The chief of a collection agency working with the Internal Revenue Service is defending the collection-privatization program against critics and hopes to see it grow in the next year.

Thomas R. Penaluna, president and CEO of The CBE Group, tells insideARM the program is working well despite intense Congressional scrutiny and opposition from a leading auditor of the IRS. (“Taxpayer Advocate Slams IRS Privatization Program,” Jan. 10).

Nina E. Olsen, the taxpayer advocate, called the program a failure despite an IRS investment of $71 million, and that the private agencies are significantly less successful than IRS employees in resolving taxpayer past-due accounts.

In an interview, Penaluna spells out his answers to Olsen’s findings and other oft-repeated complaints about the program – that the private agencies are inefficient and wasteful, that his collectors are too aggressive when dealing with delinquent tax payers, and that tax collection should not be outsourced.

First, his workers are more efficient and less expensive than IRS collectors, said Penaluna. A recent study found that an IRS collection officer costs $154,000 a year in salary, benefits, expenses and so on. In comparison, staffing firm Robert Half International found that the salary of a credit/collections analyst topped out at $47,750 in 2007. (The Half study didn’t include ancillary benefits).

“We do (the work) for less than IRS workers. Our wages are significantly less than the average wage for an IRS employee,” said Penaluna.

In addition, the privatization program is designed so that the IRS will work the accounts that promise larger payoffs, he said.

“The IRS goes after the accounts where they can get the most returns,” said Penaluna. In contrast, the private agencies primarily work on individual income tax accounts, and “the age of the accounts vary. Some are a year old, some six months,” he said.

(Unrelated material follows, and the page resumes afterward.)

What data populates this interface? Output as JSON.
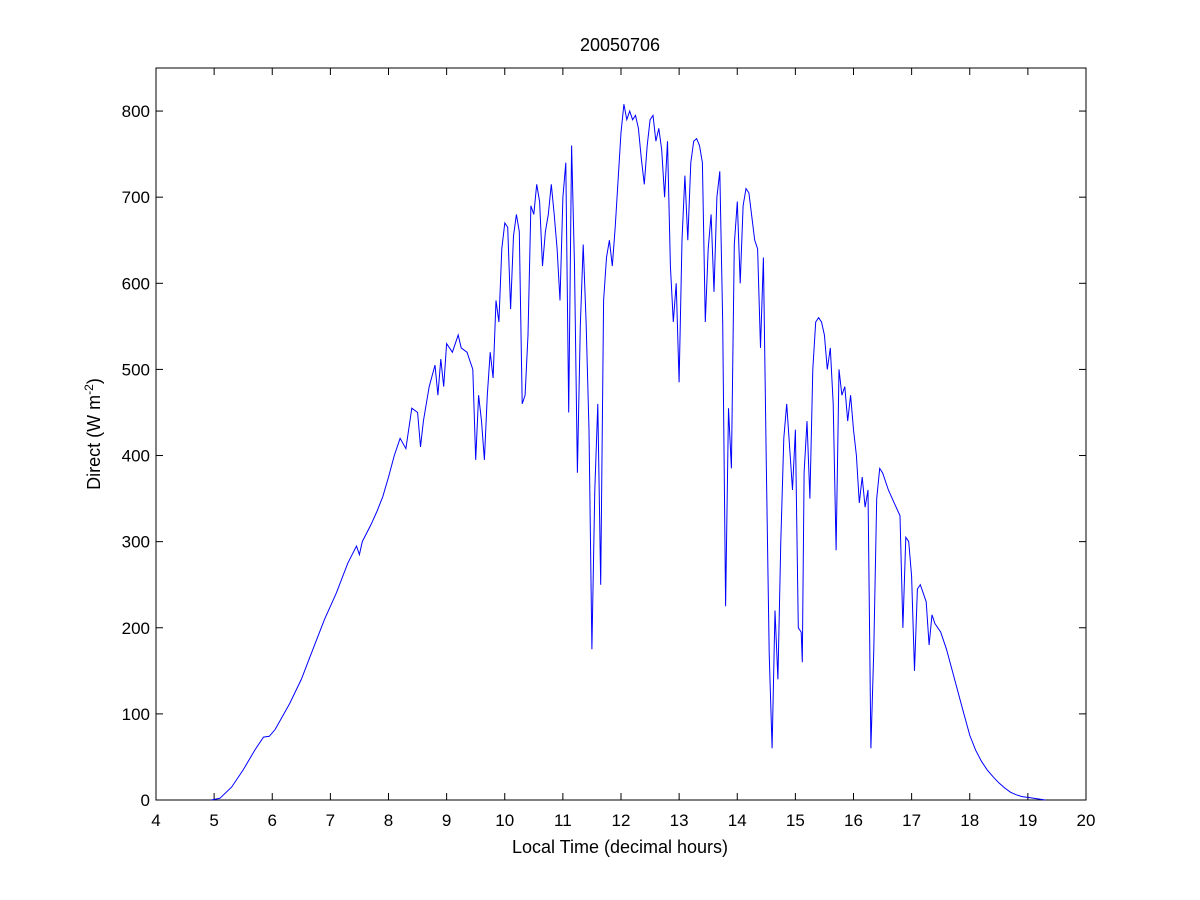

Penaluna’s CBE Group and Pioneer Credit Recovery are the two collection agencies currently in the program. Pioneer is a subsidiary of SLM Corp., better known as student lender Sallie Mae. Linebarger, Goggan Blair & Sampson dropped out of the program in February 2007.

On the charge of harassment, Penaluna said an independent survey conducted for the IRS found that CBE and Pioneer received customer satisfaction ratings of 95 percent and higher.

“There are virtually no validated complaints for either of the private collectors in the program. That shows harassment is not an issue,” he said.

As for collections being strictly a government function, Penaluna said that “thirty-four states do some out sourcing of their tax collections, that’s not a strong argument.”

Despite the complaints and headwinds, Penaluna said he continues to promote the program with members of Congress, arguing it should be expanded.

“We are still in a limited implementation phase. We are fine tuning some procedures. The IRS is very committed. The amount spent has been significant, but it has been spent very wisely. It’s ready to be opened to more agencies,” Penaluna said.

Waterloo, Iowa-based CBE claims more than 25 years of experience providing third-party collection services to federal, state, and local municipal agencies. Along with the IRS contract, it also collects for the U.S. Department of Education.